Chakras are described as energy centers along the spine located at major branchings of the human nervous system, beginning at the base of the spinal column and moving upward to the top of the skull, through which pass 3 major energy channels, Sushumna, Ida and Pingala. Chakras are considered to be a point or nexus of biophysical energy or prana of the human body. Shumsky asserts that "prana is the basic component of your subtle body, your energy field, and the entire chakra system...the key to life and source of energy in the universe."


called 'One's own abode' is the second primary chakra according to Hindu Tantrism.
Swadhisthana     Swadhisthana chakra is shown as having six petals, bearing the Sanskrit letters ba, bha, ma, ya, ra, and la. The seed sound in the centre is vam. The tattwa for the element of Water is shown as a silver crescent.
Swadhisthana is positioned at the tailbone, two finger-widths above Muladhara. It has six petals which match the vrittis of affection, pitilessness, feeling of all-destructiveness, delusion, disdain and suspicion. Its corresponding point in the front of the body (i.e. its kshetram) is at the pubic bone.

Swadhisthana is described as a black lotus, with 6 vermillion coloured petals. Inside of this lotus is a white crescent moon, formed by two different sized inner circles, one inside of the other. The crescent moon is the water region, whose deity is Varuna, white in colour, four-armed, holding a noose and seated on a crocodile. The two inner circles also have petals, the larger one has 8 outward facing petals, and the smaller one has 8 inward facing petals.

Seed Mantra
The seed mantra, located in the innermost circle, is a moon-white Vam. Within the bindu, or dot, above the mantra is the deity Vishnu. He is shining dark blue, wearing a yellow dhoti, and holds a conch, a mace, a wheel and a lotus. He wears the shriwatsa mark, and the koustabha gem, and is seated either on a pink lotus, or on the divine eagle Garuda. His Shakti is the goddess Rakini (or Chakini). She is dark black, dressed in a red or white sari, seated on a red lotus, and she is either one faced and two armed, holding a sword and a shield, or two faced and 4 armed, holding either a trident, lotus, drum and vajra, or an arrow, skull, drum and axe.

Petals The 6 petals are vermillion, and have the following syllables written on them in the colour of lightning; bam, bham, mam, yam, ram and lam. They represent the vrittis of affection, pitilessness, feeling of all-destructiveness, delusion, disdain and suspicion.

Swadhisthana is associated with the unconscious, and with emotion. It is closely related to Muladhara in that Swadhisthana is where the different samskaras (potential karmas), lie dormant, and Muladhara is where these samskaras find expression. It is associated with the element of water, the sense of taste, and the action of reproduction.

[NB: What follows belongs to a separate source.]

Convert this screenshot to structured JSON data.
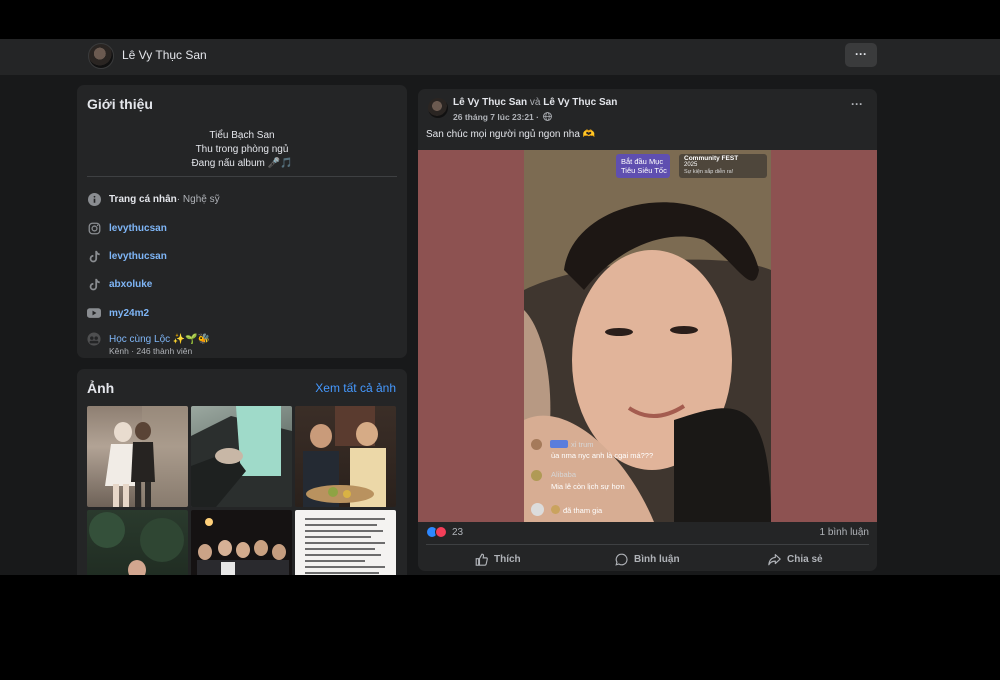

Swadhisthana contains unconscious desires, especially sexual desire, and it is said that to raise the kundalini shakti (energy of consciousness) above Swadhisthana is extremely difficult for this reason. Many saints have had to face the sexual temptations associated with this chakra.

Through meditation on Swadhisthana, the following siddhis or occult powers are said to be obtained. One is freed from all his enemies, and becomes a lord among yogis. His words flow like nectar in well-reasoned discourse. One gains loss of fear of water, awareness of astral entities, and the ability to taste anything desired for oneself or others.

Association with the body
The location of Svadhisthana is just in front of the spine, in the sacral region, and its kshetram or activation point is in the pubic region. Being connected with the sense of taste, it is associated with the tongue, and being connected with reproduction, it is associated with the genitals.

It is often associated with the endocrine organs of the testes or ovaries in men and women respectively. These produce the hormones testosterone or estrogen, which are important factors in sexual behavior. These are also the locations the spermatoza or eggs are stored with their latent genetic information, like the latent samskaras that lie dormant within Swadhisthana.